Originalmente, o ministro havia designado audiência de conciliação para 17 de março de 2026, convocando a Confederação Nacional do Comércio de Bens, Serviços e Turismo (CNC), requerente da ação, a Associação Brasileira de Liberdade Econômica (ABLE), a União, o Ministério da Fazenda e a Procuradoria-Geral da República.

A ANJL, que representa cerca de 21 empresas do setor de apostas legalmente autorizadas ou em processo de autorização no Brasil, solicitou sua inclusão na audiência de conciliação, argumentando que nenhuma das entidades designadas representava diretamente os operadores de apostas de quota fixa, principais interessados no cumprimento da regulação.

Denúncia de excesso regulatório

A ABLE havia enviado manifestação ao STF em 1º de dezembro denunciando que as novas regulamentações do Ministério da Fazenda estariam afetando indevidamente pessoas sem benefícios sociais. Segundo a associação, as restrições implementadas atingiriam não apenas beneficiários diretos de programas sociais, mas também seus familiares dependentes cadastrados em bancos de dados oficiais.

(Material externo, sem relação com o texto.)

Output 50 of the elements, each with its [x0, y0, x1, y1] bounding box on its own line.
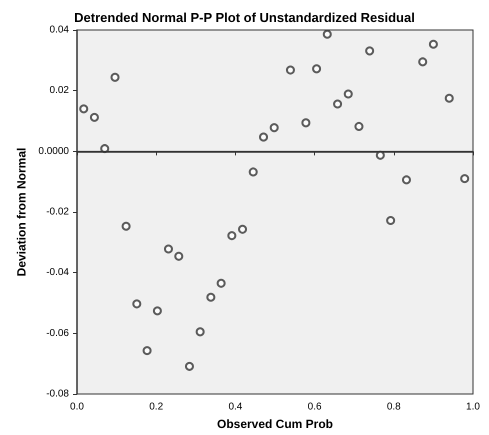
point [354, 122, 364, 131]
point [216, 278, 226, 288]
point [196, 327, 205, 336]
point [418, 57, 428, 66]
point [428, 40, 438, 49]
chart-title: Detrended Normal P-P Plot of Unstandardized Residual [74, 10, 415, 25]
y-tick-label: 0.02 [50, 85, 70, 96]
x-tick-label: 0.4 [228, 402, 243, 412]
point [90, 112, 99, 122]
y-tick-label: -0.08 [46, 388, 70, 400]
y-tick-label: 0.04 [50, 24, 70, 36]
point [110, 72, 120, 82]
point [286, 66, 295, 75]
point [184, 362, 194, 371]
point [259, 132, 268, 142]
point [152, 306, 162, 316]
point [333, 100, 342, 109]
x-tick-label: 0.2 [149, 402, 164, 412]
x-tick-label: 0.6 [308, 402, 322, 412]
point [174, 252, 184, 261]
point [122, 222, 131, 231]
point [376, 150, 385, 160]
point [460, 174, 470, 184]
point [444, 94, 454, 103]
point [248, 167, 258, 176]
point [100, 144, 110, 154]
x-tick-label: 1.0 [466, 402, 480, 412]
point [142, 346, 152, 356]
point [386, 216, 396, 225]
point [206, 292, 216, 302]
y-axis-title: Deviation from Normal [14, 148, 29, 276]
point [322, 30, 332, 39]
y-tick-label: 0.0000 [38, 146, 70, 157]
point [312, 64, 322, 74]
point [365, 46, 374, 56]
point [270, 123, 279, 132]
x-tick-label: 0.0 [70, 402, 84, 412]
y-tick-label: -0.04 [46, 267, 70, 278]
y-tick-label: -0.06 [46, 328, 70, 339]
x-tick-label: 0.8 [386, 402, 402, 412]
point [227, 231, 236, 240]
point [164, 244, 173, 254]
point [301, 118, 310, 128]
x-axis-title: Observed Cum Prob [216, 417, 334, 431]
y-tick-label: -0.02 [46, 206, 70, 218]
point [79, 104, 88, 114]
point [238, 224, 248, 234]
point [402, 175, 411, 184]
point [344, 90, 353, 98]
point [132, 299, 142, 308]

A entidade apresentou documentos alegando comprovar que as limitações estavam impactando pessoas que não recebem qualquer benefício social, mas constam como dependentes nos cadastros governamentais. Há indícios de inconsistências cadastrais e defasagens nas bases de dados utilizadas que resultariam em falsos positivos, inclusive envolvendo familiares de beneficiários que não recebem os benefícios e pessoas que já não mais percebem benefícios assistenciais.

Atuação institucional da ANJL

A ANJL tem participado ativamente do processo regulatório do setor. Em 25 de setembro de 2025, a associação celebrou, juntamente com o Ministério da Fazenda e a ANATEL, o Acordo de Cooperação Técnica nº 4/2025, voltado ao aprimoramento da detecção e do combate à oferta ilegal de apostas no Brasil.

Posteriormente, em 30 de setembro de 2025, foi celebrado o Acordo de Cooperação MESP nº 9/2025 entre a União, por intermédio do Ministério do Esporte, e a ANJL, visando a prevenção da manipulação de resultados esportivos e a promoção de práticas de jogo responsável.

A associação também participou da audiência pública convocada por Fux no âmbito das ADIs nº 7.721 e nº 7.723, atuando como expositora em 11 de novembro de 2024, quando apresentou considerações técnicas sobre os impactos da regulamentação das apostas online, com destaque para aspectos relacionados à proteção de grupos vulneráveis.

A decisão liminar original de Fux, em 13 de novembro, determinou a aplicação imediata de medidas que impedissem a participação nas apostas de quota fixa com recursos provenientes de programas sociais e assistenciais como o Bolsa Família, o Benefício de Prestação Continuada e congêneres, até a conclusão do julgamento de mérito das referidas ações.